Facebook’s “conversion lift” experimentation platform provides advertisers with the ability to run randomized controlled experiments to measure the causal effect of an ad campaign on consumer outcomes.
These experiments randomly allocate users to a control group, who are never exposed to the ad, and to a test group, who are eligible to see the ad. Comparing outcomes between the groups provides the causal effect of the ad because randomization ensures the two groups are, on average, equivalent except for advertising exposures in the test group. The experimental results from each ad campaign served as a baseline with which to evaluate common observational methods.

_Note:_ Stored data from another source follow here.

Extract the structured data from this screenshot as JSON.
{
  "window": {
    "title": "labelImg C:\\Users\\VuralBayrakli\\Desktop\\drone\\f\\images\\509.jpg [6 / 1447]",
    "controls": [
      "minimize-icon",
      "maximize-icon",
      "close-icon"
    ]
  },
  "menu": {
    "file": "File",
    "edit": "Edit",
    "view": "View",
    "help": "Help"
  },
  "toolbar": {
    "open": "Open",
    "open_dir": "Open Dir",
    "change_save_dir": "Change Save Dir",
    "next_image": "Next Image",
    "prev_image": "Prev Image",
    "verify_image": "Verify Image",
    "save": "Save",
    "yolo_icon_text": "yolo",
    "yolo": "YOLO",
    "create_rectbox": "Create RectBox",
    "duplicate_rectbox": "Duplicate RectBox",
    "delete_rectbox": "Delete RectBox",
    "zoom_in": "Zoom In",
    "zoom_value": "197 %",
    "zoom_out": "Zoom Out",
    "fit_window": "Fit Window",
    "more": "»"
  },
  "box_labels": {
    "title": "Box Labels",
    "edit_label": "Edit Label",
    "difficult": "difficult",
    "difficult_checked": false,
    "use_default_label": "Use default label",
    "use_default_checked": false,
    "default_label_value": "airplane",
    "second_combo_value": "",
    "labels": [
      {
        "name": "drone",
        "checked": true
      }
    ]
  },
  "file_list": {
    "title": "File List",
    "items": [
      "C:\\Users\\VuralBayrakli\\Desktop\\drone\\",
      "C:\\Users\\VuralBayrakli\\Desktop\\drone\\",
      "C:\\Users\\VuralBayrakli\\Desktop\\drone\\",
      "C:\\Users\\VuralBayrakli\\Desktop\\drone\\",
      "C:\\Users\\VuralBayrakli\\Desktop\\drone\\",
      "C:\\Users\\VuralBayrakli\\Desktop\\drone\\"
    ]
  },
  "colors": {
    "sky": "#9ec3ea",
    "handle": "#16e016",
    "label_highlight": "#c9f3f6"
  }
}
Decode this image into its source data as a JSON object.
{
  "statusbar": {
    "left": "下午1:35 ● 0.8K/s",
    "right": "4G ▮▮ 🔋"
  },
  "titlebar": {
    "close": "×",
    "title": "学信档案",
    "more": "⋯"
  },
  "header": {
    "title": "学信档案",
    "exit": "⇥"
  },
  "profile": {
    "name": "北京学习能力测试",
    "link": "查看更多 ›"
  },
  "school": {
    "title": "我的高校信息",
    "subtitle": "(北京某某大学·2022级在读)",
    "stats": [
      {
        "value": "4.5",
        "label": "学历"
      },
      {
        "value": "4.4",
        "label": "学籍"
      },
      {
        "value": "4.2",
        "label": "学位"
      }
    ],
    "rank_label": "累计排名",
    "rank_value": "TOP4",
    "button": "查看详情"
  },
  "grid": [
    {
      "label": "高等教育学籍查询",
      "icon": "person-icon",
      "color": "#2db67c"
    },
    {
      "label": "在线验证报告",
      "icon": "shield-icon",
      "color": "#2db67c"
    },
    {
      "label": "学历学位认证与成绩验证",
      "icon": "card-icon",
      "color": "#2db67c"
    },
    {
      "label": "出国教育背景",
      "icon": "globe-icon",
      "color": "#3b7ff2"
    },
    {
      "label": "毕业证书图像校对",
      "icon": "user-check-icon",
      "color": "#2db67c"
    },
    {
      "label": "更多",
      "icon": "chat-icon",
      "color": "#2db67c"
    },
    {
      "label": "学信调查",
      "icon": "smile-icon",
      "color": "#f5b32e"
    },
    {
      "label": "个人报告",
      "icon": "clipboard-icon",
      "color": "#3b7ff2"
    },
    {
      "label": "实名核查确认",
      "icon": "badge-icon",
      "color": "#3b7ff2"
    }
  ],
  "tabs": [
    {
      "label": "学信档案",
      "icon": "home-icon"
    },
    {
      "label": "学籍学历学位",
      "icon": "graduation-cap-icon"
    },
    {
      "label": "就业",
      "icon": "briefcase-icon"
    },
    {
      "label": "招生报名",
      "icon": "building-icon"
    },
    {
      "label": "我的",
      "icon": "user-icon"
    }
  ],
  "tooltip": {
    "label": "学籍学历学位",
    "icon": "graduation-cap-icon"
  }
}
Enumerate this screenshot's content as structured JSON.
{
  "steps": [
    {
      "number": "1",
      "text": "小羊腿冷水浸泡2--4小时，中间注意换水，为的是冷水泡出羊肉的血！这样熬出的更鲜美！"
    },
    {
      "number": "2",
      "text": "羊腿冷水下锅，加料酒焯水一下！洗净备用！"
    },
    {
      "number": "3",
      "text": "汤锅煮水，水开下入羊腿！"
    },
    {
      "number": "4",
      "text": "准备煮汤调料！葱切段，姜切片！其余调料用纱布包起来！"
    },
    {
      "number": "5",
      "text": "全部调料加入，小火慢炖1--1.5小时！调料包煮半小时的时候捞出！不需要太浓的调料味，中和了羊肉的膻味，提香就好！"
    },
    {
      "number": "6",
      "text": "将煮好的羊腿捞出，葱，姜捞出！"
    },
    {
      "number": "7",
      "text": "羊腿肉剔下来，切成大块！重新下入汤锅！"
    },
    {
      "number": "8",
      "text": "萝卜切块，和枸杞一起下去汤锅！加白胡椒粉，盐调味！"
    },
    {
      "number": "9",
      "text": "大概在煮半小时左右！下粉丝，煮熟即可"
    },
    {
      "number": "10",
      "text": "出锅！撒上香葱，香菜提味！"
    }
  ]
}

Observational methods compare outcomes between users who were exposed to the ad to users who were unexposed. These two groups of users tend to differ systematically in many ways, such as age and gender. These differences in characteristics may be observable because the advertiser (or its advertising platform) often has access data on these characteristics and others, e.g., in addition to knowing the gender and age of an online user, it is possible to observe the type of device being used, the location of the user, how long it’s been since the user last visited, etc. However, the tricky part is that the exposed and unexposed groups may also differ in ways that are very difficult to measure, such as the users underlying affinity for the brand. To say that the ad “caused” an effect requires the research to be able to account for both observed and unobserved differences between the two groups. Observational methods use data on the characteristics of the users that are observed in attempt to adjust for both the observable and unobservable differences.
“We set out to determine whether, as commonly believed, current observational methods using comprehensive individual-level data are ‘good enough’ for ad measurement,” said Zettelmeyer. “What we found was that even fairly comprehensive data prove inadequate to yield reliable estimates of advertising effects.”
“In principle, we believe that using large-scale randomized controlled trials to evaluate advertising effectiveness should be the preferred method for advertisers whenever possible.”